6 Replies to “Punk Pod”

    1. Solid podcast by the way. Chuck Bryant has a movie podcast, too. Movie Crush is definitely worth a listen, but it’s front-loaded with a lot of filler. Eventually they talk about the movie.

      Oh, and Richard Hell was the bass player in Television, not the guitarist.

  1. Informative podcast, especially when it came to 80’s punk and beyond, about which I don’t know much. I’m pretty much the old guy in the bar they talked about, the one saying it was all over by ’79. For me, punk was successfully ultilized later by more poppy bands (like the Replacements), but as a genre in itself was pushed to the limit very early.

    The podcasters were a little shakier when talking about early punk and proto-punk. Makerbot pointed out the Richard Hell error.
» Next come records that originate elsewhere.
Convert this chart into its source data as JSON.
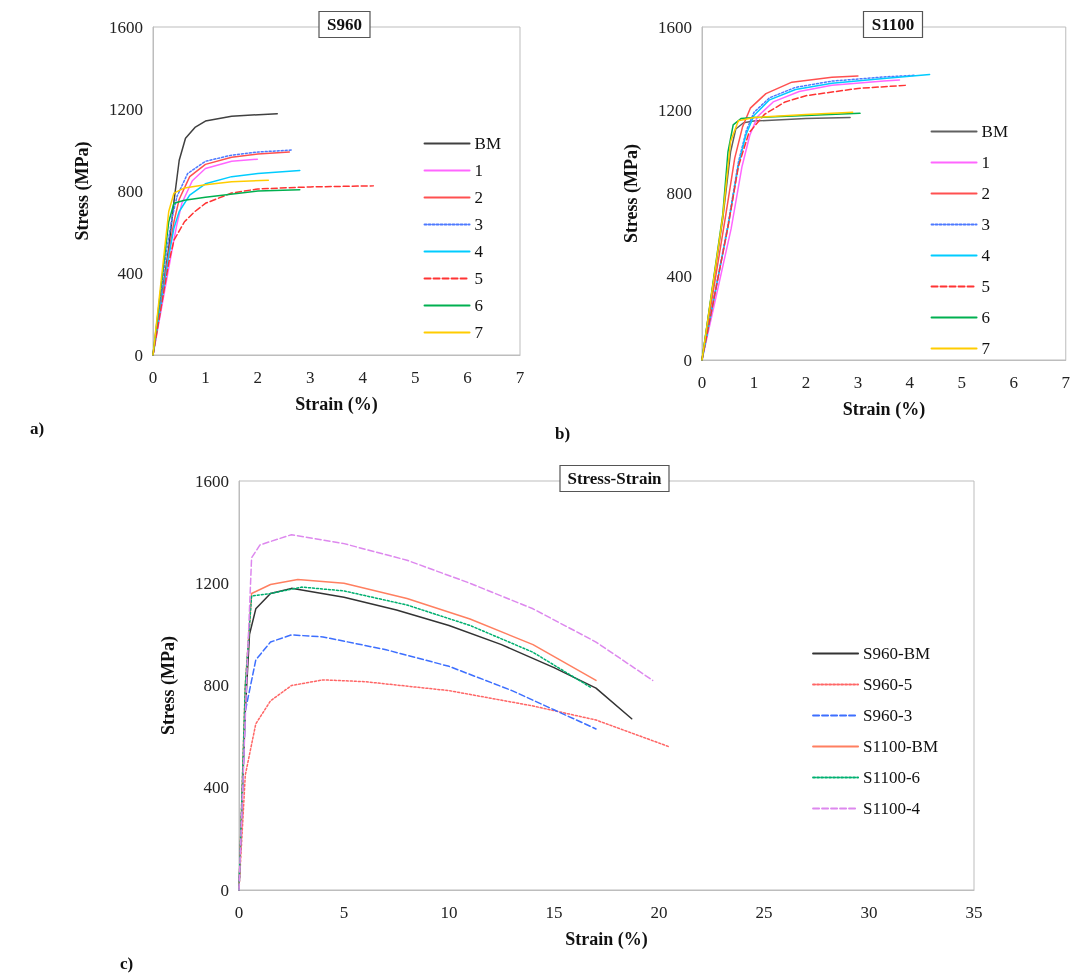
{
  "chart_data": [
    {
      "type": "line",
      "title": "S960",
      "xlabel": "Strain (%)",
      "ylabel": "Stress (MPa)",
      "annotations": [
        "a)"
      ],
      "xlim": [
        0,
        7
      ],
      "xticks": [
        0,
        1,
        2,
        3,
        4,
        5,
        6,
        7
      ],
      "ylim": [
        0,
        1600
      ],
      "yticks": [
        0,
        400,
        800,
        1200,
        1600
      ],
      "grid": false,
      "legend": "right",
      "marker": "none",
      "series": [
        {
          "name": "BM",
          "color": "#404040",
          "line_style": "solid",
          "x": [
            0,
            0.3,
            0.4,
            0.5,
            0.62,
            0.8,
            1.0,
            1.5,
            2.37
          ],
          "values": [
            0,
            520,
            750,
            950,
            1057,
            1110,
            1141,
            1165,
            1177
          ]
        },
        {
          "name": "1",
          "color": "#ff66ff",
          "line_style": "solid",
          "x": [
            0,
            0.34,
            0.45,
            0.55,
            0.75,
            1.0,
            1.5,
            1.99
          ],
          "values": [
            0,
            480,
            630,
            740,
            850,
            910,
            945,
            955
          ]
        },
        {
          "name": "2",
          "color": "#ff5050",
          "line_style": "solid",
          "x": [
            0,
            0.3,
            0.4,
            0.5,
            0.7,
            1.0,
            1.5,
            2.0,
            2.6
          ],
          "values": [
            0,
            500,
            650,
            760,
            870,
            930,
            965,
            980,
            990
          ]
        },
        {
          "name": "3",
          "color": "#4d79ff",
          "line_style": "dotted",
          "x": [
            0,
            0.26,
            0.36,
            0.46,
            0.66,
            1.0,
            1.5,
            2.0,
            2.65
          ],
          "values": [
            0,
            510,
            665,
            775,
            885,
            945,
            975,
            990,
            1000
          ]
        },
        {
          "name": "4",
          "color": "#00ccff",
          "line_style": "solid",
          "x": [
            0,
            0.3,
            0.4,
            0.5,
            0.7,
            1.0,
            1.5,
            2.0,
            2.8
          ],
          "values": [
            0,
            480,
            620,
            700,
            780,
            835,
            870,
            885,
            900
          ]
        },
        {
          "name": "5",
          "color": "#ff3333",
          "line_style": "dashed",
          "x": [
            0,
            0.3,
            0.4,
            0.6,
            0.8,
            1.0,
            1.5,
            2.0,
            3.0,
            4.2
          ],
          "values": [
            0,
            450,
            560,
            650,
            700,
            740,
            790,
            810,
            820,
            825
          ]
        },
        {
          "name": "6",
          "color": "#00b050",
          "line_style": "solid",
          "x": [
            0,
            0.3,
            0.4,
            0.6,
            1.0,
            2.0,
            2.8
          ],
          "values": [
            0,
            650,
            740,
            755,
            770,
            800,
            806
          ]
        },
        {
          "name": "7",
          "color": "#ffcc00",
          "line_style": "solid",
          "x": [
            0,
            0.3,
            0.4,
            0.6,
            1.0,
            1.5,
            2.2
          ],
          "values": [
            0,
            700,
            790,
            815,
            830,
            845,
            853
          ]
        }
      ]
    },
    {
      "type": "line",
      "title": "S1100",
      "xlabel": "Strain (%)",
      "ylabel": "Stress (MPa)",
      "annotations": [
        "b)"
      ],
      "xlim": [
        0,
        7
      ],
      "xticks": [
        0,
        1,
        2,
        3,
        4,
        5,
        6,
        7
      ],
      "ylim": [
        0,
        1600
      ],
      "yticks": [
        0,
        400,
        800,
        1200,
        1600
      ],
      "grid": false,
      "legend": "right",
      "marker": "none",
      "series": [
        {
          "name": "BM",
          "color": "#606060",
          "line_style": "solid",
          "x": [
            0,
            0.4,
            0.55,
            0.65,
            0.8,
            1.0,
            2.0,
            2.85
          ],
          "values": [
            0,
            680,
            1000,
            1110,
            1140,
            1148,
            1160,
            1165
          ]
        },
        {
          "name": "1",
          "color": "#ff66ff",
          "line_style": "solid",
          "x": [
            0,
            0.56,
            0.77,
            0.92,
            1.07,
            1.37,
            1.87,
            2.5,
            3.5,
            3.8
          ],
          "values": [
            0,
            630,
            930,
            1080,
            1170,
            1240,
            1290,
            1320,
            1340,
            1345
          ]
        },
        {
          "name": "2",
          "color": "#ff5050",
          "line_style": "solid",
          "x": [
            0,
            0.44,
            0.63,
            0.78,
            0.93,
            1.23,
            1.73,
            2.5,
            3.0
          ],
          "values": [
            0,
            670,
            970,
            1120,
            1210,
            1280,
            1335,
            1358,
            1365
          ]
        },
        {
          "name": "3",
          "color": "#4d79ff",
          "line_style": "dotted",
          "x": [
            0,
            0.5,
            0.7,
            0.85,
            1.0,
            1.3,
            1.8,
            2.5,
            3.5,
            4.1
          ],
          "values": [
            0,
            650,
            950,
            1100,
            1190,
            1260,
            1310,
            1340,
            1360,
            1368
          ]
        },
        {
          "name": "4",
          "color": "#00ccff",
          "line_style": "solid",
          "x": [
            0,
            0.5,
            0.7,
            0.85,
            1.0,
            1.3,
            1.8,
            2.5,
            3.5,
            4.38
          ],
          "values": [
            0,
            640,
            935,
            1085,
            1175,
            1250,
            1300,
            1330,
            1352,
            1372
          ]
        },
        {
          "name": "5",
          "color": "#ff3333",
          "line_style": "dashed",
          "x": [
            0,
            0.5,
            0.7,
            0.9,
            1.2,
            1.6,
            2.0,
            3.0,
            3.94
          ],
          "values": [
            0,
            640,
            930,
            1090,
            1180,
            1240,
            1270,
            1305,
            1320
          ]
        },
        {
          "name": "6",
          "color": "#00b050",
          "line_style": "solid",
          "x": [
            0,
            0.4,
            0.5,
            0.6,
            0.75,
            1.0,
            2.0,
            3.04
          ],
          "values": [
            0,
            700,
            1000,
            1130,
            1160,
            1165,
            1175,
            1185
          ]
        },
        {
          "name": "7",
          "color": "#ffcc00",
          "line_style": "solid",
          "x": [
            0,
            0.4,
            0.55,
            0.7,
            1.0,
            2.0,
            2.9
          ],
          "values": [
            0,
            690,
            1050,
            1150,
            1165,
            1180,
            1190
          ]
        }
      ]
    },
    {
      "type": "line",
      "title": "Stress-Strain",
      "xlabel": "Strain (%)",
      "ylabel": "Stress (MPa)",
      "annotations": [
        "c)"
      ],
      "xlim": [
        0,
        35
      ],
      "xticks": [
        0,
        5,
        10,
        15,
        20,
        25,
        30,
        35
      ],
      "ylim": [
        0,
        1600
      ],
      "yticks": [
        0,
        400,
        800,
        1200,
        1600
      ],
      "grid": false,
      "legend": "right",
      "marker": "none",
      "series": [
        {
          "name": "S960-BM",
          "color": "#333333",
          "line_style": "solid",
          "x": [
            0,
            0.3,
            0.5,
            0.8,
            1.5,
            2.5,
            5,
            7.5,
            10,
            12.5,
            15,
            17,
            18.7
          ],
          "values": [
            0,
            700,
            1000,
            1100,
            1160,
            1180,
            1145,
            1095,
            1035,
            960,
            870,
            790,
            670
          ]
        },
        {
          "name": "S960-5",
          "color": "#ff6666",
          "line_style": "dotted",
          "x": [
            0,
            0.3,
            0.8,
            1.5,
            2.5,
            4,
            6,
            10,
            14,
            17,
            20.5
          ],
          "values": [
            0,
            450,
            650,
            740,
            800,
            822,
            815,
            780,
            720,
            665,
            560
          ]
        },
        {
          "name": "S960-3",
          "color": "#3d6fff",
          "line_style": "dashed",
          "x": [
            0,
            0.3,
            0.8,
            1.5,
            2.5,
            4,
            7,
            10,
            13,
            15,
            17
          ],
          "values": [
            0,
            700,
            900,
            970,
            998,
            990,
            940,
            875,
            780,
            705,
            630
          ]
        },
        {
          "name": "S1100-BM",
          "color": "#ff7f60",
          "line_style": "solid",
          "x": [
            0,
            0.3,
            0.6,
            1.5,
            2.8,
            5,
            8,
            11,
            14,
            17
          ],
          "values": [
            0,
            800,
            1160,
            1195,
            1215,
            1200,
            1140,
            1060,
            960,
            820
          ]
        },
        {
          "name": "S1100-6",
          "color": "#00b070",
          "line_style": "dotted",
          "x": [
            0,
            0.3,
            0.6,
            1.5,
            3,
            5,
            8,
            11,
            14,
            16.8
          ],
          "values": [
            0,
            800,
            1150,
            1160,
            1185,
            1170,
            1115,
            1035,
            930,
            790
          ]
        },
        {
          "name": "S1100-4",
          "color": "#dd88ee",
          "line_style": "dashed",
          "x": [
            0,
            0.4,
            0.6,
            1.0,
            2.5,
            5,
            8,
            11,
            14,
            17,
            19.7
          ],
          "values": [
            0,
            900,
            1300,
            1350,
            1390,
            1355,
            1290,
            1200,
            1100,
            970,
            820
          ]
        }
      ]
    }
  ]
}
I found that error funny, because RH, as bassist for Television, was in over his head musically with guitarists like Richard Lloyd and Tom Verlaine. I’m not knocking him, just pointing out that he was far more a lyricist and performance artist than a musician.

    Also, at one point I think they said that the Velvet Underground was not proto-punk, which is wrong. Even if you define proto-punk as down-strumming (as do the podcasters), you can hear that in several VU songs (“I’m Waiting For My Man,” “Sister Ray”). Interestingly, you can also hear it in “Communication Breakdown,” but not many people would call Led Zeppelin proto-punk, although early Zep had an aggression that was repugnant to many hippies at the time.

    The problem here is that it’s hard to define proto-punk in purely musical terms. It was more a matter of attitude and aggressive playing (which can be done without down-strumming every chord). Where the hippie ethos was “let’s noodle on our guitars and bliss-out communally,” proto-punk bands were more “we’re here to play loud–if you like it, great, if not, fuck off.” Some bands (again, like early Zeppelin) had both hippie and sorta proto-punk modes.

    I don’t remember if the podcasters said this, but it’s often said that punk killed off the hippie ethos. That’s an over-simplification. The assault began in the late 60’s with proto-punk and continued in the early 70’s with glam and early metal. Also in the late 60’s, a more unintentional reaction began with aggressive blues-rock. Many of those bands had exhausted themselves by the mid-70’s, so punk came along to finish the job. Except it didn’t work. Musical hippedom never fully died, or we wouldn’t have jam bands.

    Sorry for length of that. Avoiding real work this a.m., and that kind of discussion always pulls my string.